1982 short animated film (30 mins) by Dianne Jackson, produced by John Coates and Iain Harvey, based on Raymond Briggs’s book of the same name. The film is broadcast every year (in the UK) by Channel 4, and has undoubtedly become a major fixture in the Christmas calendar.
James, a young boy, wakes up one morning just before Christmas to find that it has snowed. He builds a snowman which, when James gets up at midnight, comes to life. They explore the sleeping house together, take a motorbike ride through a forest and then fly through the air to the North Pole to visit Father Christmas and join a party of other snowmen. Father Christmas gives him a scarf. James and the Snowman fly back (to Brighton it would seem). The next morning, the Snowman has melted and James has nothing but the scarf to remind him of his friend.
It’s an incredible piece. Briggs’s drawing style involves a great deal of very careful coloured-pencil work, and the film uses precisely the same kind of technique, and so loses none of Briggs’s magic. Instead of dialogue (the book has no text), the film has an original score, by Howard Blake: one thirty minute piece of orchestral music completely suiting the action of the film while at the same time being hugely evocative of Christmas in general.
The film is famous, though, because of the flying sequence in it, when the Snowman takes James to the North Pole. The song that accompanies the sequence (the only vocal accompaniment in the whole film), ‘Walking in the Air’ was released as a single and is now an inescapable part of Christmas. The song launched the career of Aled Jones, a boy soprano, who sang the single but he doesn’t, I don’t think, sing the song on the film; that voice, as far as I can work out, belongs to Peter Auty of the St Paul’s Cathedral Choir.
The film is delightful, whimsical and rather touching. The book, on the other hand, seems to me to be rather disturbing in an odd sort of way. James does fly with the Snowman, but he never goes to the North Pole and so never meets Father Christmas (in the film, the Father Christmas that he encounters is modelled on the eponymous hero of one of Briggs’s other books) and so never gets the scarf. At the end, then, he has no proof that his night of magic is anything other than a dream. Many of Briggs’s books seem to be about reality not living up to experience (Gentleman Jim is certainly), and The Snowman is, then, no exception.

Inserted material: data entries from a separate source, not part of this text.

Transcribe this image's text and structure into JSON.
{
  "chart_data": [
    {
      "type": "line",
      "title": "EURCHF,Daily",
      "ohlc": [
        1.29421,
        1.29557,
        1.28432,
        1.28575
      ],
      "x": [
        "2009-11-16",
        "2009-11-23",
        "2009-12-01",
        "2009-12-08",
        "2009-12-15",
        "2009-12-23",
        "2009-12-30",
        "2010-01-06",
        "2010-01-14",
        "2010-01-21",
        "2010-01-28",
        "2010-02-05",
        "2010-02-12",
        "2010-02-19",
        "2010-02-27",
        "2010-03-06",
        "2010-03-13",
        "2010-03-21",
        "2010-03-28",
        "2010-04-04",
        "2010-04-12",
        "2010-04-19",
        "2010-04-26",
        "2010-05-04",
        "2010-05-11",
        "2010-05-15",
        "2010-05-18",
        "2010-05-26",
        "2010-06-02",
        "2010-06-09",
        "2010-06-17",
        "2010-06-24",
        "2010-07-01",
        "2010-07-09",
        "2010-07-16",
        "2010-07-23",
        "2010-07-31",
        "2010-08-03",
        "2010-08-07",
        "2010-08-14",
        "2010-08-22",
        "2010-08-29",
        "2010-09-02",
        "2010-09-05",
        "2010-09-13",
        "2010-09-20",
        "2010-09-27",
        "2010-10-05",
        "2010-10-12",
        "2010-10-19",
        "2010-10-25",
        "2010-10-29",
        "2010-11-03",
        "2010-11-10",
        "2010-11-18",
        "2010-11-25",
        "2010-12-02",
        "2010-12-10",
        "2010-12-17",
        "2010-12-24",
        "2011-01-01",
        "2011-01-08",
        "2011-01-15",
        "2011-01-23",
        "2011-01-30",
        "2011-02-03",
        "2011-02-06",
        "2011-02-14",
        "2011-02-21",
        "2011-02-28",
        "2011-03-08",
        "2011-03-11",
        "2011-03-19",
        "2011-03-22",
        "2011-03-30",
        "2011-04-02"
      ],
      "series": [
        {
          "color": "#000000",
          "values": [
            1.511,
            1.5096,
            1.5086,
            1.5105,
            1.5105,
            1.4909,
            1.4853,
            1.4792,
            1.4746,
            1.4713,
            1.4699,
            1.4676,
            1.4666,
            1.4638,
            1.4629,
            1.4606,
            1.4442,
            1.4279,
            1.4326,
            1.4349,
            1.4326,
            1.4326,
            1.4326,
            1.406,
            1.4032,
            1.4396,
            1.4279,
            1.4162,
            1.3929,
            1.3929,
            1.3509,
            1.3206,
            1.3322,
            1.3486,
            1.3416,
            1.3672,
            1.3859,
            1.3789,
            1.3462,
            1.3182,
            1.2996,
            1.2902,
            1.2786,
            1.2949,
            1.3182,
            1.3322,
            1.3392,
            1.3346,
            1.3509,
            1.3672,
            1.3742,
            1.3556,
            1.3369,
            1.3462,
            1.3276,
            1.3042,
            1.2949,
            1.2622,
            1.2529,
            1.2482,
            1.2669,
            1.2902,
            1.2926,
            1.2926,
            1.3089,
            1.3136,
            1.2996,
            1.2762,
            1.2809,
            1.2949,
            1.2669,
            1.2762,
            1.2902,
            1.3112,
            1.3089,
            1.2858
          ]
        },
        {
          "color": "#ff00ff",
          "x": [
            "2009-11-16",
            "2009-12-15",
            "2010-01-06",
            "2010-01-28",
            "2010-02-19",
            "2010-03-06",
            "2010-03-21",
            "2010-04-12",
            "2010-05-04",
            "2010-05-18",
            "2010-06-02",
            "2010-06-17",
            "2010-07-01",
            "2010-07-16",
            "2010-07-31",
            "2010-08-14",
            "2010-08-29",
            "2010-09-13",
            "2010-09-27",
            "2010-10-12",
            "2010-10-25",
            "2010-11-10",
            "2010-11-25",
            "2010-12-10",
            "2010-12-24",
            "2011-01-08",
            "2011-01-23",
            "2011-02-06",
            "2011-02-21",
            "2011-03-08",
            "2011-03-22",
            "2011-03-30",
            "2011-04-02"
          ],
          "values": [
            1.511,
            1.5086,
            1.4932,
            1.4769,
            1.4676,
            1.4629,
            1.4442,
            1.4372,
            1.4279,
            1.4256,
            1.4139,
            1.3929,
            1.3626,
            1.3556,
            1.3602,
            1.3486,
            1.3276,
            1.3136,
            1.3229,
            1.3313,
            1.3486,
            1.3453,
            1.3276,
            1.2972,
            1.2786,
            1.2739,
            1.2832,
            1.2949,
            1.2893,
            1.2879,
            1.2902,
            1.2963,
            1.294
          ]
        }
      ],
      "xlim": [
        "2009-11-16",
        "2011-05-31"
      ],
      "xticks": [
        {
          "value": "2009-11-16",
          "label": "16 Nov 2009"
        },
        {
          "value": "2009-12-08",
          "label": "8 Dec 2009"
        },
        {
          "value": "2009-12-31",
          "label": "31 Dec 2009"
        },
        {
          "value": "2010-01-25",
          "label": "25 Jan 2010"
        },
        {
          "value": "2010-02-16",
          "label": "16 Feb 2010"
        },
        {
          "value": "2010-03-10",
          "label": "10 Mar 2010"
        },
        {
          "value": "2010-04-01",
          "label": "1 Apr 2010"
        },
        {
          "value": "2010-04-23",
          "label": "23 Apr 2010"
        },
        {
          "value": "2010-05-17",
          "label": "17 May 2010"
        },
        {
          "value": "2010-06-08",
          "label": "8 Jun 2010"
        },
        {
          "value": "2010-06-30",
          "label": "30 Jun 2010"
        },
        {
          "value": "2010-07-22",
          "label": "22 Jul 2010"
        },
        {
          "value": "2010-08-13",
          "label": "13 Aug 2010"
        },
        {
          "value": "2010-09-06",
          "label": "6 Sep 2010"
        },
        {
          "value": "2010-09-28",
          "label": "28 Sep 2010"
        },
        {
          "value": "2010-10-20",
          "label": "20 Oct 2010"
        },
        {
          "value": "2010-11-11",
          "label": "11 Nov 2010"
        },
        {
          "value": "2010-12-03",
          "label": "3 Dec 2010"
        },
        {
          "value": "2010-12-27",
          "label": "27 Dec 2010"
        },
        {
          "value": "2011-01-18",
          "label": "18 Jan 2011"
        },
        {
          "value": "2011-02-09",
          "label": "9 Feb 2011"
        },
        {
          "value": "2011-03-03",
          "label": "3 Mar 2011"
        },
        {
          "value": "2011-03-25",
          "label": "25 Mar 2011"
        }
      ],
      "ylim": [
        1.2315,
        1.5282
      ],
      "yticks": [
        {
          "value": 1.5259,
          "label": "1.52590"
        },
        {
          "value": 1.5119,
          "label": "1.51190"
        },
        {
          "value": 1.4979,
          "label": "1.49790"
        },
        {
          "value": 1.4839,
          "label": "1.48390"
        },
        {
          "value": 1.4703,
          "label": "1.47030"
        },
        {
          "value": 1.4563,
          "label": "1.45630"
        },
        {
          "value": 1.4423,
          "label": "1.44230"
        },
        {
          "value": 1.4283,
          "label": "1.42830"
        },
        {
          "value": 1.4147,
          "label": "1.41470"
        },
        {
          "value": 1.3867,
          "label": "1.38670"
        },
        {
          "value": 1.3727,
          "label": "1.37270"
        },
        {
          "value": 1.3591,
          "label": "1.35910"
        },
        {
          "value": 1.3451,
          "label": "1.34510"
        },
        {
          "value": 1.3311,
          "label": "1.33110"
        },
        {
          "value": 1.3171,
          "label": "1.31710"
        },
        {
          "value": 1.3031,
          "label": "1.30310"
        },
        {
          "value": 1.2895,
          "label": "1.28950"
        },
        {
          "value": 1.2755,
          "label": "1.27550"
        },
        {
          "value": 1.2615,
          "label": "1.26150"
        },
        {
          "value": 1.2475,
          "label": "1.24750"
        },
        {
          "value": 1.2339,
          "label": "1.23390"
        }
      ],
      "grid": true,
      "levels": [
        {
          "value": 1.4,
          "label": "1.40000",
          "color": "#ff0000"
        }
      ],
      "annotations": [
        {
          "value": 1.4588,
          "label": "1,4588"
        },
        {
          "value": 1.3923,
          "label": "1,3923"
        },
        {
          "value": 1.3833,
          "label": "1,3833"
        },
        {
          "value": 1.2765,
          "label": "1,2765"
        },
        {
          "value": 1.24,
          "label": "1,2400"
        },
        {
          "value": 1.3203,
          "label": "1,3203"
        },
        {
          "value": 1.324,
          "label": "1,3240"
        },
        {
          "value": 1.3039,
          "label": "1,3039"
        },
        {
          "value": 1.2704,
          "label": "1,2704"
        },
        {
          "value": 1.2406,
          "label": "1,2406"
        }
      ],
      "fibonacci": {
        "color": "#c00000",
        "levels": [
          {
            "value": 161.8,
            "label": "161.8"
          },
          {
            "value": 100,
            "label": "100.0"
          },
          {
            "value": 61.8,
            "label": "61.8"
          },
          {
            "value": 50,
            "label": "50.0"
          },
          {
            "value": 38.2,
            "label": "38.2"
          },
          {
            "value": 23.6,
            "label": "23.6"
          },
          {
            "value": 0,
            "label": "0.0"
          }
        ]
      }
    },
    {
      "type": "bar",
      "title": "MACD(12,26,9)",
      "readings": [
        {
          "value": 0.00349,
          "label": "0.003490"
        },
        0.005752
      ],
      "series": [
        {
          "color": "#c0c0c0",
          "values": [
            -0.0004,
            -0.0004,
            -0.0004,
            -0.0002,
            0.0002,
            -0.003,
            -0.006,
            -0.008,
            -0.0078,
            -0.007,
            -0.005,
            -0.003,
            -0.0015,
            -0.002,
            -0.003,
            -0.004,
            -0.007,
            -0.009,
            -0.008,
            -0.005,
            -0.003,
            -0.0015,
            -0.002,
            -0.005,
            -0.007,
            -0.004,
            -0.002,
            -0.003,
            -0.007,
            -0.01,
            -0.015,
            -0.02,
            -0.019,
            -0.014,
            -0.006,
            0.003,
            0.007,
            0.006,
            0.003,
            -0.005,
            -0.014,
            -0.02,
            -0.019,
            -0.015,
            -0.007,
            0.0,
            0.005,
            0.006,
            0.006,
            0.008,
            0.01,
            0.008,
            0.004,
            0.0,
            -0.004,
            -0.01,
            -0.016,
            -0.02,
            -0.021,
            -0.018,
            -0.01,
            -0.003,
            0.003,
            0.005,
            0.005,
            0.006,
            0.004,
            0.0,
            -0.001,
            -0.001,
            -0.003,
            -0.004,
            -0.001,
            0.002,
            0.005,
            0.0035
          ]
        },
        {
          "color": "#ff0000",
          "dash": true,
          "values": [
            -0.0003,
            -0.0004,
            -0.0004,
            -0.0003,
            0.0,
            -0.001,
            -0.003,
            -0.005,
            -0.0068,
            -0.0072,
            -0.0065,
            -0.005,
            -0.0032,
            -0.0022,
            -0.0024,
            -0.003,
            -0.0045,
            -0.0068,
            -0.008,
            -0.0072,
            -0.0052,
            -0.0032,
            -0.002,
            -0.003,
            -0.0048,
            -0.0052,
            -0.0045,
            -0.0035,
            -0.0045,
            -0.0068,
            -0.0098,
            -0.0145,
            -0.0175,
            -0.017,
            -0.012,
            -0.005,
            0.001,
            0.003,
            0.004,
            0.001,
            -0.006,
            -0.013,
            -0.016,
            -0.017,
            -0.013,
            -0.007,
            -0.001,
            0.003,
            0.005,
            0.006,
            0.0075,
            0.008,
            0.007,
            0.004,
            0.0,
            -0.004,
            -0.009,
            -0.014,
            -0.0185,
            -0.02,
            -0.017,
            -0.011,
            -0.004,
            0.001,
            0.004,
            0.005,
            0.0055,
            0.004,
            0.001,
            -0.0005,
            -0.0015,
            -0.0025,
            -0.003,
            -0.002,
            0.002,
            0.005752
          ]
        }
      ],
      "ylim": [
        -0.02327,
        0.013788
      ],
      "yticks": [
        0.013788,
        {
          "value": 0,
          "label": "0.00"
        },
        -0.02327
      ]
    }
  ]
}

Clearly Dianne Jackson felt the bleakness at the end of the book and decided to change the story. I don’t blame her.
Strangely, the video is introduced by David Bowie, as if he is the boy in the story. The parcel that Father Christmas gives to the boy, though, is addressed ’James’. Such a fundamental continuity error has always annoyed me. Other than that the film is superb. If you’re not feeling festive, go and watch it.